Nach Schätzungen der Vereinten Nationen halten sich trotz der Evakuierungsbefehle rund 300.000 Palästinenser im nördlichen Gazastreifen auf. Die meisten der 2,3 Millionen Menschen, die den Gazastreifen zu Beginn des Konflikts verlassen haben, leiden jetzt unter großem Hunger und leben in überfüllten, schmutzigen Zeltlagern.
Dieser Konflikt begann nach einem Angriff der Hamas am 7. Oktober, bei dem Militante in den Süden Israels stürmten und etwa 1.200 Menschen, überwiegend Zivilisten, töteten und etwa 250 Personen entführten. Seitdem haben die israelischen Bodenoffensiven und Bombardierungen nach Angaben des Gesundheitsministeriums, das nicht zwischen Kämpfern und Zivilisten unterscheidet, über 38.300 Tote im Gazastreifen gefordert.
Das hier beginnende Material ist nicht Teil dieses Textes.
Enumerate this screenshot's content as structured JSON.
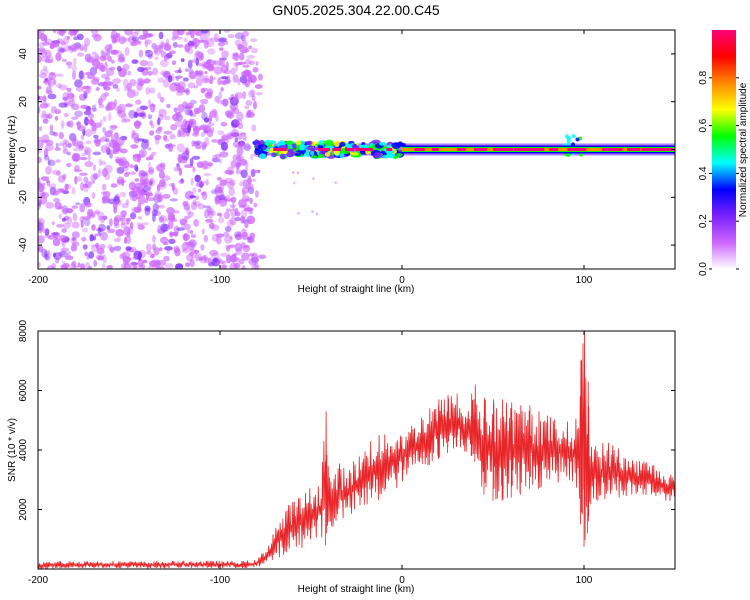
{
  "title": "GN05.2025.304.22.00.C45",
  "chart_data": [
    {
      "type": "heatmap",
      "name": "spectrogram",
      "xlabel": "Height of straight line (km)",
      "ylabel": "Frequency (Hz)",
      "xlim": [
        -200,
        150
      ],
      "ylim": [
        -50,
        50
      ],
      "xticks": [
        -200,
        -100,
        0,
        100
      ],
      "xtick_labels": [
        "-200",
        "-100",
        "0",
        "100"
      ],
      "yticks": [
        -40,
        -20,
        0,
        20,
        40
      ],
      "ytick_labels": [
        "-40",
        "-20",
        "0",
        "20",
        "40"
      ],
      "noise_region_x": [
        -200,
        -80
      ],
      "signal_region_x": [
        -80,
        150
      ],
      "signal_frequency_hz": 0,
      "colorbar": {
        "label": "Normalized spectral amplitude",
        "range": [
          0.0,
          1.0
        ],
        "ticks": [
          0.0,
          0.2,
          0.4,
          0.6,
          0.8
        ],
        "tick_labels": [
          "0.0",
          "0.2",
          "0.4",
          "0.6",
          "0.8"
        ],
        "colors": [
          "#ffffff",
          "#cc66ff",
          "#7a22ff",
          "#0000ff",
          "#00ffff",
          "#00ff00",
          "#ffff00",
          "#ff8800",
          "#ff0000",
          "#ff0077"
        ]
      }
    },
    {
      "type": "line",
      "name": "snr",
      "xlabel": "Height of straight line (km)",
      "ylabel": "SNR (10 * v/v)",
      "xlim": [
        -200,
        150
      ],
      "ylim": [
        0,
        8000
      ],
      "xticks": [
        -200,
        -100,
        0,
        100
      ],
      "xtick_labels": [
        "-200",
        "-100",
        "0",
        "100"
      ],
      "yticks": [
        2000,
        4000,
        6000,
        8000
      ],
      "ytick_labels": [
        "2000",
        "4000",
        "6000",
        "8000"
      ],
      "color": "#e8262a",
      "series": [
        {
          "name": "SNR",
          "x": [
            -200,
            -180,
            -160,
            -140,
            -120,
            -100,
            -90,
            -80,
            -75,
            -70,
            -65,
            -60,
            -55,
            -50,
            -45,
            -42,
            -40,
            -35,
            -30,
            -25,
            -20,
            -15,
            -10,
            -5,
            0,
            5,
            10,
            15,
            20,
            25,
            30,
            35,
            38,
            40,
            45,
            50,
            55,
            60,
            65,
            70,
            75,
            80,
            85,
            90,
            95,
            98,
            100,
            102,
            105,
            110,
            115,
            120,
            125,
            130,
            135,
            140,
            145,
            150
          ],
          "upper": [
            250,
            280,
            270,
            260,
            280,
            280,
            270,
            300,
            700,
            1500,
            1900,
            2400,
            2500,
            2800,
            3000,
            5300,
            3200,
            3600,
            3400,
            3800,
            4200,
            4700,
            4500,
            4800,
            4700,
            4900,
            5200,
            5400,
            5700,
            5850,
            5900,
            5200,
            5900,
            6200,
            5750,
            5700,
            5700,
            5600,
            5500,
            5500,
            5300,
            5200,
            5100,
            5000,
            4900,
            7000,
            8000,
            6300,
            4400,
            4300,
            4300,
            4100,
            3800,
            3700,
            3700,
            3500,
            3300,
            3200
          ],
          "lower": [
            0,
            20,
            30,
            20,
            30,
            20,
            20,
            40,
            60,
            200,
            400,
            500,
            700,
            900,
            1100,
            800,
            1200,
            1500,
            1700,
            1800,
            1900,
            2100,
            2300,
            2500,
            2900,
            3100,
            3300,
            3500,
            3700,
            3900,
            4100,
            3900,
            3800,
            3600,
            2500,
            2300,
            2300,
            2400,
            2500,
            2700,
            2700,
            2800,
            2900,
            2900,
            2900,
            1500,
            750,
            1200,
            2200,
            2200,
            2300,
            2400,
            2400,
            2400,
            2400,
            2300,
            2300,
            2200
          ]
        }
      ]
    }
  ]
}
Während dieser tragischen Ereignisse bemühen sich Vermittler in Kairo, die Kluft zwischen Israel und der Hamas bezüglich eines Vorschlags für einen Waffenstillstand und die Freilassung von Geiseln in Gaza zu überbrücken. Das Büro des israelischen Premierministers Benjamin Netanjahu hat bestätigt, dass Israel eine Delegation zu weiteren Gesprächen entsenden wird, während Vermittler aus den USA, Ägypten und Katar auf eine Einigung hinarbeiten. Es gibt jedoch weiterhin Hindernisse. Die Hamas besteht darauf, dass die Verhandlungen fortgesetzt werden, bis ein dauerhafter Waffenstillstand erreicht ist, während Netanjahu darauf beharrt, dass Israel keinem Abkommen zustimmen wird, das seine militärische Kampagne beendet, bevor die Hamas beseitigt ist.
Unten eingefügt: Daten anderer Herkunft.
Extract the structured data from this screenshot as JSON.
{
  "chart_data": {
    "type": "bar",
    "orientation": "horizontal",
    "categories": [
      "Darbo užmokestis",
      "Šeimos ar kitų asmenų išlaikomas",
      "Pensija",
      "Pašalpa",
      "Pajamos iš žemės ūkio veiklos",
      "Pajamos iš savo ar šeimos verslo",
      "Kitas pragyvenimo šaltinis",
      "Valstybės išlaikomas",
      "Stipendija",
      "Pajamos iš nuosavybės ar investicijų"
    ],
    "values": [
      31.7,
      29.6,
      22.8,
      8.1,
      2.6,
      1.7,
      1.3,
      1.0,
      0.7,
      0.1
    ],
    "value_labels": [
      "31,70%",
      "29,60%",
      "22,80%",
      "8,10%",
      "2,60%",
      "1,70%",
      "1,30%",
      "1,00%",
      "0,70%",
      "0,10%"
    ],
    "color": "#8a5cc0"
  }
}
Netanjahu steht sowohl im Inland als auch im Ausland zunehmend unter Druck. Viele Israelis fordern eine Einigung, um die Geiseln nach neun Monaten des Konflikts freizulassen, aber Netanjahu bleibt hartnäckig, dass die Militäroffensive fortgesetzt wird, bis Israel sein Ziel, die Hamas zu zerschlagen, erreicht hat. Als Zeichen des wachsenden Drucks marschieren Angehörige von Geiseln nach Jerusalem, um eine Einigung und die Freilassung ihrer Angehörigen zu fordern, und israelische Politiker, darunter Verteidigungsminister Yoav Gallant, fordern eine umfassende Untersuchung des Verhaltens der israelischen Führung durch die Regierung.
Das Risiko einer regionalen Eskalation bleibt erheblich. Das israelische Militär meldete den Tod eines Soldaten im Norden Israels inmitten des anhaltenden grenzüberschreitenden Feuers zwischen der israelischen Armee und der libanesischen militanten Gruppe Hisbollah. Die vom Iran unterstützte Hisbollah hat Israel zur Unterstützung der Hamas angegriffen und erklärt, sie werde ihre Angriffe einstellen, sobald ein Waffenstillstand im Gazastreifen erreicht ist.
In einer Pressekonferenz am Donnerstag drückte Präsident Joe Biden seine Enttäuschung und Frustration über den Krieg und das Vorgehen der israelischen Regierung aus und betonte gleichzeitig die zunehmende Hoffnung auf einen Waffenstillstand. Biden erklärte, sowohl Israel als auch die Hamas hätten sich auf die allgemeinen Bedingungen eines Abkommens über die Einstellung der Kämpfe und die Freilassung der Geiseln geeinigt, und Vermittler arbeiteten daran, die Einzelheiten des Abkommens auszuarbeiten.